Si ‘Vertigo’ a connu un succès  relativement modeste à sa sortie en salle en 1958, il reste largement  considéré aujourd’hui comme l’un des sommets du 7ème art, un monument de  l’histoire du cinéma souvent classé aux côtés du ‘Citizen Kane’ d’Orson  Welles (1941). La direction d’acteur est plus que jamais au top avec un  James Stewart très convaincant dans la peau de ce flic obsédé et  tourmenté par une passion dévorante pour une jeune femme qu’il ne peut  oublier. Kim Novak joue quand à elle un personnage féminin fort et  trouble comme Hitchcock les affectionne tant (à noter qu’à l’origine, le  réalisateur avait choisi Vera Miles pour ce rôle, la comédienne n’ayant  finalement pas pu faire le film car elle venait de tomber enceinte). Le  climat psychologique et obsessionnel du film est à lui très révélateur  du talent et de la personnalité du cinéaste, qui s’éloigne de ses  thrillers habituels pour nous offrir une histoire d’amour passionné dans  laquelle se cache faux semblants et secrets inavoués. En ce sens,  ‘Vertigo’ est souvent considéré à tort comme un thriller alors qu’il est  avant tout un drame passionnel dans lequel un homme se retrouve déchiré  par une obsession dévorante pour la femme qu’il a aimé. Du coup, le  concept du vertige n’est qu’un prétexte à une montée de tension durant  certaines scènes climax du film comme la montée dans le clocher où se  suicide Madeleine – scène anthologique durant laquelle Hitchcock utilisa  un effet de zoom/recul de la caméra dans les cages d’escalier du  clocher. Ce plan célèbre révèle le ressenti intérieur du vertige de  Scottie, un trucage étonnant pour l’époque et que certains réalisateurs  reprendront par la suite.
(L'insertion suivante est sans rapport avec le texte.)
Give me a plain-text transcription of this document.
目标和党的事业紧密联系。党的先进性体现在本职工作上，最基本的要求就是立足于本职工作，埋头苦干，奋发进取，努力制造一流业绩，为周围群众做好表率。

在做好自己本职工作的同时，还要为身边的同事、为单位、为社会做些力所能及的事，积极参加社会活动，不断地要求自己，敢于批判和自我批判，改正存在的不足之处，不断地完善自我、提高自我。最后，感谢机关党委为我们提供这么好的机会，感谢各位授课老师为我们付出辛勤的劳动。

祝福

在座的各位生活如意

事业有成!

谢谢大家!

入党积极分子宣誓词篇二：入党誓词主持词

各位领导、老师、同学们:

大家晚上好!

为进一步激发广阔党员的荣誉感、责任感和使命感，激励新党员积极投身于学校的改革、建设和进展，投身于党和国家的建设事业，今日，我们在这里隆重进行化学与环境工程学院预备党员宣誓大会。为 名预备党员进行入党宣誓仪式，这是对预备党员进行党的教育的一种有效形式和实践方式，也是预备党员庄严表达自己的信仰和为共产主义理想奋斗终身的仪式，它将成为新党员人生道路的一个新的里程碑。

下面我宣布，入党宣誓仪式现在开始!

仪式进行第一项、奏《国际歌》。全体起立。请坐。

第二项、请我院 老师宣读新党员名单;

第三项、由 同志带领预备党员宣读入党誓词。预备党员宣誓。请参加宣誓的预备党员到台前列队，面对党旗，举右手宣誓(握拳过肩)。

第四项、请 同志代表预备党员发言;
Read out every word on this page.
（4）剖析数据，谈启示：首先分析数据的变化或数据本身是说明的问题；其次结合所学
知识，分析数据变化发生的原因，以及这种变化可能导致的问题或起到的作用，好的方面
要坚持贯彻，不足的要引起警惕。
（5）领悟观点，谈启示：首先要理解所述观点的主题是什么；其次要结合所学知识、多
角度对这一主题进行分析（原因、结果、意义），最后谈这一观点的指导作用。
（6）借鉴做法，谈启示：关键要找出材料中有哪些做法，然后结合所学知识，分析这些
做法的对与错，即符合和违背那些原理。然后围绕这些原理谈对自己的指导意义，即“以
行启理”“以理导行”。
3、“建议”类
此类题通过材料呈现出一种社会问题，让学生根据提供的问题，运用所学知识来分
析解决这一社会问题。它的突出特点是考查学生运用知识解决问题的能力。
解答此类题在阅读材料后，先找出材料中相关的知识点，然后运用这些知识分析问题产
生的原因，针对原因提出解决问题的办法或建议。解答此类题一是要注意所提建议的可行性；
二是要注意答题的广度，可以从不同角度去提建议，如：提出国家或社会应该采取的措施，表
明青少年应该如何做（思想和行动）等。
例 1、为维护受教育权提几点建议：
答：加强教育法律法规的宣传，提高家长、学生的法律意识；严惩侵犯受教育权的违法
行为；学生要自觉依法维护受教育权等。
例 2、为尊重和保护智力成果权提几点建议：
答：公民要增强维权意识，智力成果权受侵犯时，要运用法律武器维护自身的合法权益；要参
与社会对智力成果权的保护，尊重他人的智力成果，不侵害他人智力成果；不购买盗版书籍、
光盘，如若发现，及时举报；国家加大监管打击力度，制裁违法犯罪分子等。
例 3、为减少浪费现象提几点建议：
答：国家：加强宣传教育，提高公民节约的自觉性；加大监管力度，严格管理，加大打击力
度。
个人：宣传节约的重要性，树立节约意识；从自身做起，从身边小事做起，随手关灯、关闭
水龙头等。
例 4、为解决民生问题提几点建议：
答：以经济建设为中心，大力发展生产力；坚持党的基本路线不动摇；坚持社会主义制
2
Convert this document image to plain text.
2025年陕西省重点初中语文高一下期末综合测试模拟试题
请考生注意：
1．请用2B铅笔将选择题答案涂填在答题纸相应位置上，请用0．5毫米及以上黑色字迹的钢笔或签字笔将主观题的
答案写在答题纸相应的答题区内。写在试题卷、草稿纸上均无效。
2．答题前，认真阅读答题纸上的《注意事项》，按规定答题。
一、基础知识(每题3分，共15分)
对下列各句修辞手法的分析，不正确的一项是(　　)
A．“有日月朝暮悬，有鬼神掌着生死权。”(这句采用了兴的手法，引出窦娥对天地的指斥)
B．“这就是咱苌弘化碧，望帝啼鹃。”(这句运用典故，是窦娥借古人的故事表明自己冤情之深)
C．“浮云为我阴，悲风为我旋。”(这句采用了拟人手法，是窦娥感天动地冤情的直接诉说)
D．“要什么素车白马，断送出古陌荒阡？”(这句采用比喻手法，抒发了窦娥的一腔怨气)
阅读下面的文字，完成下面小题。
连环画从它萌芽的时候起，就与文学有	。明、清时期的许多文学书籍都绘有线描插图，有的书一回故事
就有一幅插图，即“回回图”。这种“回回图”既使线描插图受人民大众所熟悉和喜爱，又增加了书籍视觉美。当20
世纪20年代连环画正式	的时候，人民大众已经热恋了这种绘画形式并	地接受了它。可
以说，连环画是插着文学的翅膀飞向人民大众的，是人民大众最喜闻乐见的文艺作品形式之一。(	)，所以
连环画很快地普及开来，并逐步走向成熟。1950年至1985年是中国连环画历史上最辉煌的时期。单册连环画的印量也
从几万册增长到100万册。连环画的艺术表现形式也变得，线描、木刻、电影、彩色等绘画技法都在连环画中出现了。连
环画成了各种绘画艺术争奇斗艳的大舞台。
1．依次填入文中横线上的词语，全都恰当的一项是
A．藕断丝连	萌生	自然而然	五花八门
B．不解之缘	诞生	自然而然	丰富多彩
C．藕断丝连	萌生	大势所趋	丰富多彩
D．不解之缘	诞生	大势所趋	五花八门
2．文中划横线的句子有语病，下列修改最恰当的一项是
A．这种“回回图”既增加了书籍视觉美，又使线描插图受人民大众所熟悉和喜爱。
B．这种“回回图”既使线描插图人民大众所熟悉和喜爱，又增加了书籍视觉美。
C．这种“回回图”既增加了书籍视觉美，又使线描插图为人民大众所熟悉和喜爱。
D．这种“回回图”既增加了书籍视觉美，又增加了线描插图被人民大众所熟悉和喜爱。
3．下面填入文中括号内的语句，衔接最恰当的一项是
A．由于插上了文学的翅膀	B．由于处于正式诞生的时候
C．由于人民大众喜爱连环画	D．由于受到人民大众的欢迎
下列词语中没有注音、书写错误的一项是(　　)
Jouant sur les filtres pour les flash-backs et  les couleurs savamment choisies, Hitchcock soigne particulièrement son  image et nous entraîne dans une énigme passionnante digne des plus  grands romans policiers. Par son mélange entre obsession, traumatisme et  romance, ‘Vertigo’ reste un aboutissement dans la carrière du grand  Alfred Hitchcock, qui sera enfin reconnu à sa juste valeur dans les  années 80, lorsque le film ressortira en salle et sera par la suite  entièrement restauré dans son format original.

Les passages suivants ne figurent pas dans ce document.